今、ちくま文庫版『チリ交列伝』を手に取ってみると、巻末に、田村治芳〈ハルヨシ〉さんの「伊藤さんについて――チリ交外伝」という文章、そして、出久根達郎さんの「解説 人は何を残すか」という文章が載っている。このうち、田村治芳さんの文章は、たぶん、論創社版のときから載っていたものと思われる。
ちなみに、田村治芳さんは、「なないろ文庫ふしぎ堂」という古書店の店主で、また『彷書月刊』の編集者でもあった(故人)。伊藤昭久さんとは同業者であり、かつ、伊藤さんに、自分の雑誌に文章を書くよう勧めた人でもある。そういう関係で、この「伊藤さんについて」という文章を草することになったのであろう。
ところで、田村さんは、その文章の中で興味深いことを述べている。伊藤昭久さんは、かつて山梨シルクセンター出版部というところに勤めていて、一九六九年に『孤立者たちの対話』という本を編集・刊行したという。同書に執筆しているのは、土方巽、唐十郎、寺山修司、横尾忠則といった錚々たる面々である。
今日、「山梨シルクセンター」といっても、誰も、その名を知らないと思うが、世界的ブランドとなった「サンリオ」の前身である。もっとも、伊藤さんは、社名が「サンリオ」に替わる前に、退社したらしい。

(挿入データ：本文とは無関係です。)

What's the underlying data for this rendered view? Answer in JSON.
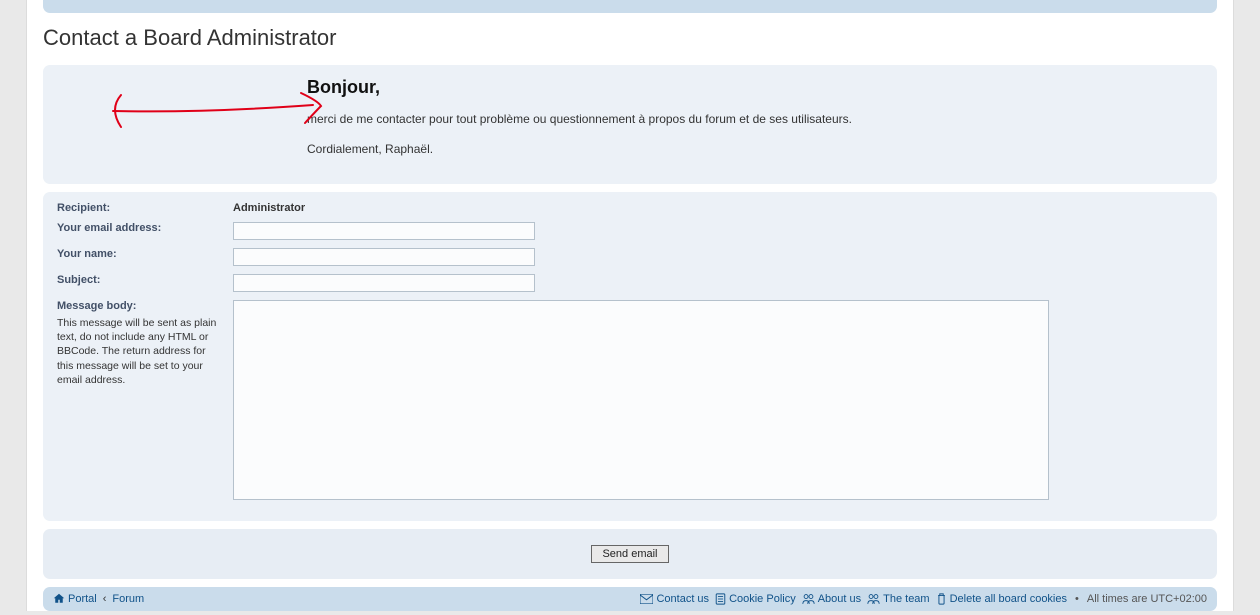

ちなみに、『孤立者たちの対話』の編集にあたったのは、伊藤さんひとりではなかった。田村さんによれば、当時、「MAC」という会社に在籍していた松岡正剛さんも、伊藤さんとともに、この本の編集にあたったという。
世の中、いろいろなところで、いろいろな結びつきがあるものである。